В сфере литературы сходная судьба постигла и поэта-экспресси-ониста Готфрида Бенна. Как и Булгаков, Бенн был по образованию врачом с опытом участия в войне; он так же ходил в опрятном элегантном костюме с галстуком и был полной противоположностью богемы и антибуржуазного стиля, которые предполагала его поэзия.
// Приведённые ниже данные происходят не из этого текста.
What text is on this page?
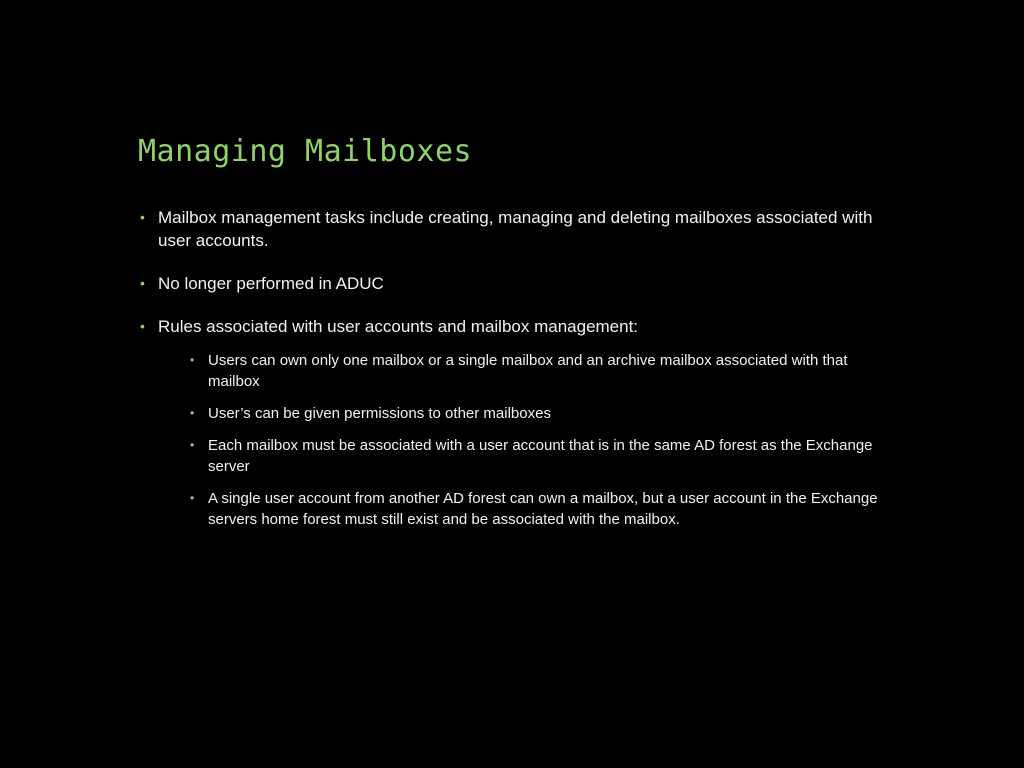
Managing Mailboxes
• Mailbox management tasks include creating, managing and deleting mailboxes associated with user accounts.
• No longer performed in ADUC
• Rules associated with user accounts and mailbox management:
• Users can own only one mailbox or a single mailbox and an archive mailbox associated with that mailbox
• User’s can be given permissions to other mailboxes
• Each mailbox must be associated with a user account that is in the same AD forest as the Exchange server
• A single user account from another AD forest can own a mailbox, but a user account in the Exchange servers home forest must still exist and be associated with the mailbox.
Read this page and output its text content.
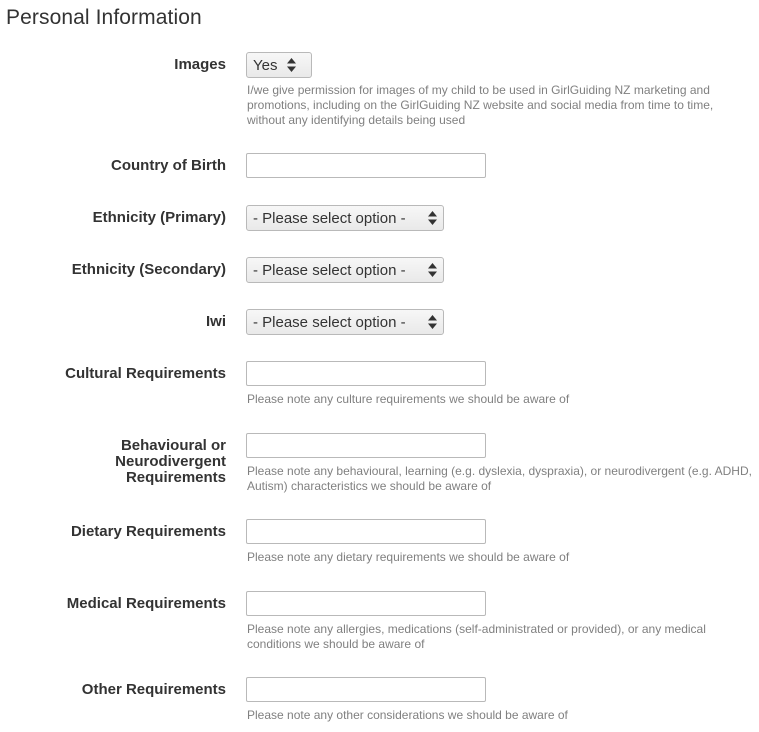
Personal Information
Images Yes
I/we give permission for images of my child to be used in GirlGuiding NZ marketing and promotions, including on the GirlGuiding NZ website and social media from time to time, without any identifying details being used
Country of Birth
Ethnicity (Primary) - Please select option -
Ethnicity (Secondary) - Please select option -
Iwi - Please select option -
Cultural Requirements
Please note any culture requirements we should be aware of
Behavioural or
Neurodivergent
Requirements Please note any behavioural, learning (e.g. dyslexia, dyspraxia), or neurodivergent (e.g. ADHD, Autism) characteristics we should be aware of
Dietary Requirements
Please note any dietary requirements we should be aware of
Medical Requirements
Please note any allergies, medications (self-administrated or provided), or any medical conditions we should be aware of
Other Requirements
Please note any other considerations we should be aware of
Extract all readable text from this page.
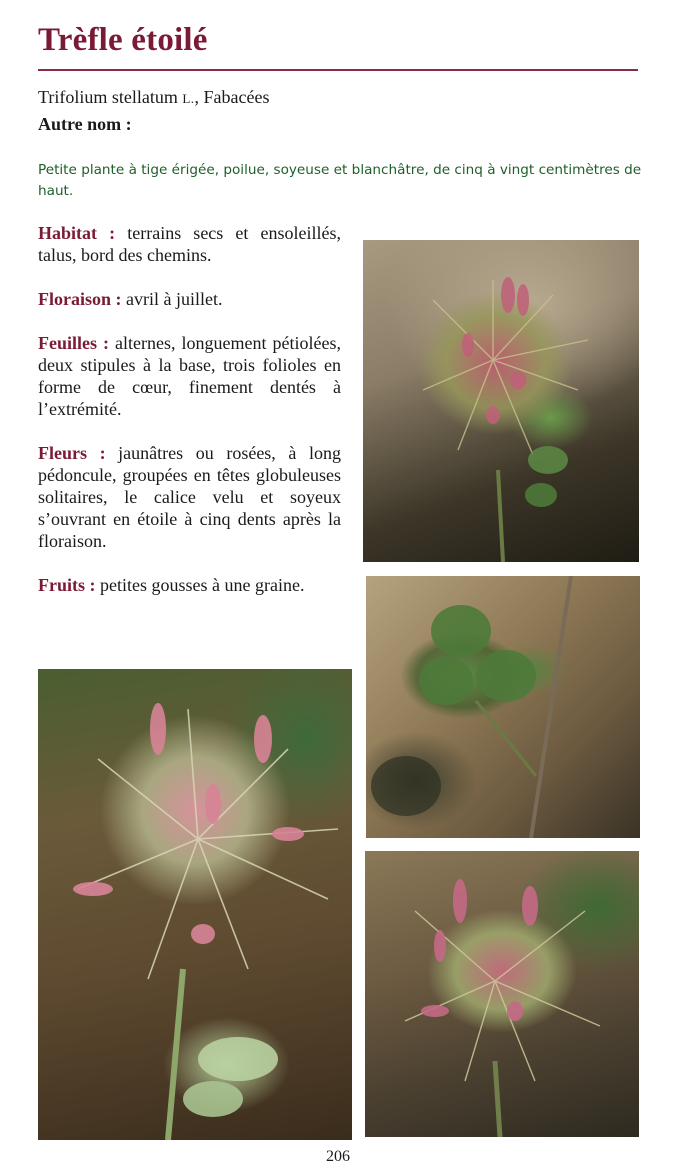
Trèfle étoilé
Trifolium stellatum L., Fabacées
Autre nom :
Petite plante à tige érigée, poilue, soyeuse et blanchâtre, de cinq à vingt centimètres de haut.

Habitat : terrains secs et ensoleillés, talus, bord des chemins.

Floraison : avril à juillet.

Feuilles : alternes, longuement pétiolées, deux stipules à la base, trois folioles en forme de cœur, finement dentés à l’extrémité.

Fleurs : jaunâtres ou rosées, à long pédoncule, groupées en têtes globuleuses solitaires, le calice velu et soyeux s’ouvrant en étoile à cinq dents après la floraison.

Fruits : petites gousses à une graine.

206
Его эстетические взгляды едва ли можно было отнести к разряду тех, которых придерживался партийный истеблишмент от культуры, колебавшийся между глубоким нигилизмом и стремлением к творческой автономии, но в 1933 году глубоко разочарованный в республиканском строе. Бенн сначала с воодушевлением принял новый рейх и его приверженность твердой власти и расовой чистоте. Партийные интеллектуалы не доверяли ему, и к 1934 году ему пришлось отбиваться от нападок за экспрессионистское вырождение и открытую связь с итальянским футуризмом. Статьи в прессе спекулировали по поводу того, что он еврей, и пришедший в замешательство Бенн писал другу, спрашивая, происходит ли его имя «Бенн» от еврейского «Бен-…», но тот заверил его, что этого не может быть96. «Времена стали такими смутными, – писал он другу в январе 1938 года, – а мир так пуст, надо одному испытать все, с цепью на двери и засовом перед мыслью и словами»97. В марте 1938 года кампания по его диффамации завершилась кратким официальным извещением Палаты писателей, сообщавшей ему, что его членство в палате прервано и что в случае, если он попытается писать и публиковаться, будет наказан98. Бенн продолжал писать втайне от всех, яростно нападая на партию и ее культурное варварство и «криминальное общество», но его больше не публиковали вплоть до 1949 года99.